We are not to make the law and the prophets, the Old Testament, equal with Jesus and His newer revelation, the New Testament. Moses and Elijah were not the Son of God; Jesus is the Son of God. We are to hear Him! If we are going to hear Moses and Elijah (the Old Testament), we must hear Moses and Elijah through Jesus, seeing Jesus in the Old Testament, seeing the Old Testament shadows in the light of the New Testament. That is the purpose of the Old Testament for us today. Remember what Jesus did for the men on the road to Emmaus: “And beginning at Moses and all the prophets [the law and the prophets, the Old Testament], he expounded unto them in all the scriptures the things concerning himself” (Luke 24:27).
Yes, the Old Testament is the Word of God. But we must never try to make it tabernacle with us as Jesus tabernacles with us. We can take the light of Jesus and look back there to those types and shadows, but we must leave them in the past where they belong and never bring them to dwell with us now.

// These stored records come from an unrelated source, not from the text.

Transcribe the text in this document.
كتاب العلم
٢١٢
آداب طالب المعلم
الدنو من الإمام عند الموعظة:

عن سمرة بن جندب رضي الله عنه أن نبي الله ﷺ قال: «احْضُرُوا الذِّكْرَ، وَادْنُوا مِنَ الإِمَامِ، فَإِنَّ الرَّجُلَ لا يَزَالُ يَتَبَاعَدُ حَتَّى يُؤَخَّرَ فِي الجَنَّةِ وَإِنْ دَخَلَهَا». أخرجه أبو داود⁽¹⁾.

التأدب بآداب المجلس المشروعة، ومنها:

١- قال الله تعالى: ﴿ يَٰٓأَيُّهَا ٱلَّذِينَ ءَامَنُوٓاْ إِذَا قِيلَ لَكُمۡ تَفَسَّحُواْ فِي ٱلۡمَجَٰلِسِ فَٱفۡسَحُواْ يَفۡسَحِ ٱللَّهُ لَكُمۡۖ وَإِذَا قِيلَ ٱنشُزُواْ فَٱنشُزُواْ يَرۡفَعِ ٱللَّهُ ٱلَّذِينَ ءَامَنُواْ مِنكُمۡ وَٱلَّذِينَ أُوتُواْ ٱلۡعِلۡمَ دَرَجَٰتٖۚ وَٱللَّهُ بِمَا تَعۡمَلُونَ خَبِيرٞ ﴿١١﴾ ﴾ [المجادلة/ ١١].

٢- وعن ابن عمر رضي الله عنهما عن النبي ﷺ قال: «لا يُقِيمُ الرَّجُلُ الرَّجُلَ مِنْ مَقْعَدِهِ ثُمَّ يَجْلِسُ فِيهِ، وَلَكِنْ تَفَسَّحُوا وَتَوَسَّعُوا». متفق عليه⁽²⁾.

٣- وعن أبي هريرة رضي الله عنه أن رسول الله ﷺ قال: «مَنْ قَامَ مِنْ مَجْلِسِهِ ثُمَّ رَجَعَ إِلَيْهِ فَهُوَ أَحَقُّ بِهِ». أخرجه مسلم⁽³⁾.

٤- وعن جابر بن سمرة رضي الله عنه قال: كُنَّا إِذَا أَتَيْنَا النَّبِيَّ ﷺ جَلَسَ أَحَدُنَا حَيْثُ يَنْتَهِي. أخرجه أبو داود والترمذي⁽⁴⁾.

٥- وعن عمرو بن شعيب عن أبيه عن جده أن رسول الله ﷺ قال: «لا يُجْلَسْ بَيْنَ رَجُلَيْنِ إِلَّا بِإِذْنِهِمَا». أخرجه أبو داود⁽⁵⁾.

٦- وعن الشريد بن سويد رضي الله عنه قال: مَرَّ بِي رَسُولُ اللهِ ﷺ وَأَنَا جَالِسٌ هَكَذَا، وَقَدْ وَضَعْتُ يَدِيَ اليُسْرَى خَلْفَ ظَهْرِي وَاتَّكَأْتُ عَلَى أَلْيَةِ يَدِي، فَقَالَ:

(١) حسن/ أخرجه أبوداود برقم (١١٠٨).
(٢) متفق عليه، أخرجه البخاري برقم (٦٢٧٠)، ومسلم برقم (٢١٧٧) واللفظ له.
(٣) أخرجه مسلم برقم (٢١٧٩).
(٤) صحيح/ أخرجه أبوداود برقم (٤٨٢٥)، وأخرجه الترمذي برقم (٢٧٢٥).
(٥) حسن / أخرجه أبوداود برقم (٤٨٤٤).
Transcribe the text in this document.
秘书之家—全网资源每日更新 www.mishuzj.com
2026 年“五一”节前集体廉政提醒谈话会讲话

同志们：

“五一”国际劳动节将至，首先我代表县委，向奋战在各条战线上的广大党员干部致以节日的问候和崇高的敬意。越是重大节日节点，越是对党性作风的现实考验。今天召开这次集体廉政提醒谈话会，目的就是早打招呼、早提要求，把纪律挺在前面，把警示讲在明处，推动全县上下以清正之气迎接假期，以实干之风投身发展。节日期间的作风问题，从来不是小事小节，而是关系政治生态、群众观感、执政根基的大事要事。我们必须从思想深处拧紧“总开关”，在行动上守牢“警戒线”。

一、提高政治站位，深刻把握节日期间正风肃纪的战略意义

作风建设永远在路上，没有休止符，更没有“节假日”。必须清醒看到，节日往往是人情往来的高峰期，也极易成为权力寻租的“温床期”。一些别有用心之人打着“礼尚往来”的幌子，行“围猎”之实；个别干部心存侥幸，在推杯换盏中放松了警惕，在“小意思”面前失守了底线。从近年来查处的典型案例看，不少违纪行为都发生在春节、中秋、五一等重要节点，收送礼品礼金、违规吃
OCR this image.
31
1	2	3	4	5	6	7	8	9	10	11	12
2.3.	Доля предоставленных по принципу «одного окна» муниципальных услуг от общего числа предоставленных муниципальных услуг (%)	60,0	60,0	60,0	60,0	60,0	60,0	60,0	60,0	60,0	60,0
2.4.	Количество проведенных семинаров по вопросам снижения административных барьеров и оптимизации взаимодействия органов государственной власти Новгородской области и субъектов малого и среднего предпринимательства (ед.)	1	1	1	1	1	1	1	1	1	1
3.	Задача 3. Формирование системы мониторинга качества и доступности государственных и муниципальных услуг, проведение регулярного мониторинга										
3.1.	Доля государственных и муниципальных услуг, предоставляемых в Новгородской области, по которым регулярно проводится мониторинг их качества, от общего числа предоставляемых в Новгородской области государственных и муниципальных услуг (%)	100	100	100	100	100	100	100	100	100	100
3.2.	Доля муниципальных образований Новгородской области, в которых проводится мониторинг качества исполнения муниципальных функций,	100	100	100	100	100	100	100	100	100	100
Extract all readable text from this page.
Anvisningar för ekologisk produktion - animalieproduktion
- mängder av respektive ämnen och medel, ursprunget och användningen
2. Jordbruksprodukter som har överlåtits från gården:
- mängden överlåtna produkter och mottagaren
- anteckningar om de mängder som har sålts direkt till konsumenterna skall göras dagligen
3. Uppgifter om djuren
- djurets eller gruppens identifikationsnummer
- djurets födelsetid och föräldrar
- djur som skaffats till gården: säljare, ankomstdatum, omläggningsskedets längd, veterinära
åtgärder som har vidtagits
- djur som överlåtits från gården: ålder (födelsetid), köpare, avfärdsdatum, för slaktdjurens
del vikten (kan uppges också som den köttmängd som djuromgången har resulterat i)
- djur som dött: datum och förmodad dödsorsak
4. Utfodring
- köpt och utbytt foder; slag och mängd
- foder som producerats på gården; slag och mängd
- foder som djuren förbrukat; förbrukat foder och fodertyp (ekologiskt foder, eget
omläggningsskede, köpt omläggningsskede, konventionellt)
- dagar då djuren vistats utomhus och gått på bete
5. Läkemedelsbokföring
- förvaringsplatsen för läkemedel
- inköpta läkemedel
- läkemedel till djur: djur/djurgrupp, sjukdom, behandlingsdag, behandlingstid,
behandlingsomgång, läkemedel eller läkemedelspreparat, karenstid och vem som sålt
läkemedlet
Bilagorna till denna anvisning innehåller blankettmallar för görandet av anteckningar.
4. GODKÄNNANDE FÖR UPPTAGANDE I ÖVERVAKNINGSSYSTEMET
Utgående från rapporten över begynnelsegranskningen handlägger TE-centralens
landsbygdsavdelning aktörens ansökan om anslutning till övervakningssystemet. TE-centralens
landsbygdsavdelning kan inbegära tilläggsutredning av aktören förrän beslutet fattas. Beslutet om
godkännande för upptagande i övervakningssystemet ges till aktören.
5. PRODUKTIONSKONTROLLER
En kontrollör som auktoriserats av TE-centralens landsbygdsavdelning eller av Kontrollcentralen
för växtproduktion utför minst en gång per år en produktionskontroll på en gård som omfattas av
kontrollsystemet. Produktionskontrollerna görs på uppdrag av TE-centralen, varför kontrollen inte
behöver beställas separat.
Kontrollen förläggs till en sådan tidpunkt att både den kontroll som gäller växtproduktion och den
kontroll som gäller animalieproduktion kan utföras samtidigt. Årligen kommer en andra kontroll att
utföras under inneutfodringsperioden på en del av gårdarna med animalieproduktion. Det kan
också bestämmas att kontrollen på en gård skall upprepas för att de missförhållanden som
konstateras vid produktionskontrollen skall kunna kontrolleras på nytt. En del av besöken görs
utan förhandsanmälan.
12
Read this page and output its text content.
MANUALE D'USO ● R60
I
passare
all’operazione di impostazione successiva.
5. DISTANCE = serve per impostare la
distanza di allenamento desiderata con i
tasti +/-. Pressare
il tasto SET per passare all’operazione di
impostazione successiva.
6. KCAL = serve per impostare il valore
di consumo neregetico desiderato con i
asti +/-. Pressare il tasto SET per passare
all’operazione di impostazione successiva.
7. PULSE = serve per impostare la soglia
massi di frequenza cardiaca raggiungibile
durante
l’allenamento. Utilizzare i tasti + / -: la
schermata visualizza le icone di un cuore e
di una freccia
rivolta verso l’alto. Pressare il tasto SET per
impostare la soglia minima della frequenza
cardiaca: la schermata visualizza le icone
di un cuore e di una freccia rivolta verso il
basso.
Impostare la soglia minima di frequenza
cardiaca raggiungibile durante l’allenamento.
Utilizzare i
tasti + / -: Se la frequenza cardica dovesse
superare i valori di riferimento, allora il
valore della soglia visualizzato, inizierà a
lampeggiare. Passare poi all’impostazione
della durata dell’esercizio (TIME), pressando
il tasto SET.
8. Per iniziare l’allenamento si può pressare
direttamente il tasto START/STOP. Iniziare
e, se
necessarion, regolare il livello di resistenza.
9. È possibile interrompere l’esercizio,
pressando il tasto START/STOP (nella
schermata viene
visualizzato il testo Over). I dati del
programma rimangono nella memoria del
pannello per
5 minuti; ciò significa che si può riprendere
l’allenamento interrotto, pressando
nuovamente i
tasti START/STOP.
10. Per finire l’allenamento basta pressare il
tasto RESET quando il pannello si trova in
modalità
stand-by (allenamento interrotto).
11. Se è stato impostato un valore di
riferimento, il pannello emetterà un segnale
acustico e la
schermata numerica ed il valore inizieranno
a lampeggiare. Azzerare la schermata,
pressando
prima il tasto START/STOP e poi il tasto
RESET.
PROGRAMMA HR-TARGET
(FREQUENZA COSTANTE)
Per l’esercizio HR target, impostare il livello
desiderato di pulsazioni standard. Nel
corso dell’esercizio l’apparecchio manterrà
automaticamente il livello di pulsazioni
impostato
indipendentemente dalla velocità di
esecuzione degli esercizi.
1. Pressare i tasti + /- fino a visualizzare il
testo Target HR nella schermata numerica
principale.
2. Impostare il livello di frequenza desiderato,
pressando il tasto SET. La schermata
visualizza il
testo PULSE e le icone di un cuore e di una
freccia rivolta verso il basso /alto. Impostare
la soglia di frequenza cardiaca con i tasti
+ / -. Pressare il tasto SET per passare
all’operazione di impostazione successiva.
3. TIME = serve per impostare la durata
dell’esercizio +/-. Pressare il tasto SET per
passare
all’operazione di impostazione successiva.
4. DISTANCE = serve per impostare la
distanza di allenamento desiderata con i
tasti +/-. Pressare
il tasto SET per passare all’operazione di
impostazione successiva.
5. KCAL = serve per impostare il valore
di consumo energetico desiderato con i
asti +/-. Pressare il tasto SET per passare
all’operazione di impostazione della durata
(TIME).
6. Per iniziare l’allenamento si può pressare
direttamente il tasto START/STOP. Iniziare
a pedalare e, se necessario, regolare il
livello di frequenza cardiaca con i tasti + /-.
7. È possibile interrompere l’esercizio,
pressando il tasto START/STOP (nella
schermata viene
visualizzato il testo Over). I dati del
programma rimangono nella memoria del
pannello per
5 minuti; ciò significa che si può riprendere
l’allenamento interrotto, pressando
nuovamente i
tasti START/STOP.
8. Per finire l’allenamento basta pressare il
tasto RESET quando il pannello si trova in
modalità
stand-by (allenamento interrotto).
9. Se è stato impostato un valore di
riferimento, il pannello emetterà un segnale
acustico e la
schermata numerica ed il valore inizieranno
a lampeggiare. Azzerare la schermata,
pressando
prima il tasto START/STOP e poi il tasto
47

Being overshadowed by the cloud (by the way, the Greek says it was a cloudiness composed of light, indicating that it was supernatural and a sign of God’s presence) and hearing the voice, the disciples were afraid. Then, “Jesus came and touched them, and said, Arise [the very Greek word often used of resurrection], and be not afraid” (Matthew 17:7).
Now notice Matthew 17:8: “And when they had lifted up their eyes [notice that their eyes were lifted up], they saw no man, save Jesus only.” And this, dear reader, is what we should all see: Jesus only. When we read Moses, we should not see Moses, for to us he is dead and gone. What I mean is that we should not be reading the law as if it were alive for us today. We are dead to the law (Romans 7:4). When we read it, we should be looking for how it typified Jesus. When we read the prophets, we should not be looking for prophecies for us today. All of the Old Testament prophecies have been fulfilled in Christ. We should be looking for Him.
Read it again in Mark’s account: “And suddenly, when they had looked round about, they saw no man any more, save Jesus only with themselves” (Mark 9:8). No one any more save Jesus only. We must not make the mistake that Peter made. He was afraid and hesitant to let go of the Old Testament law and prophecies. But we must let them depart. There is only One we are to tabernacle with. There is only One we are to hear. He is God’s beloved Son, our Lord and Savior, Jesus Christ. This is why the transfiguration occurred and why it is recorded for us to read—so we can see Moses and Elijah depart and hear Jesus Christ alone. “Hear ye Him.”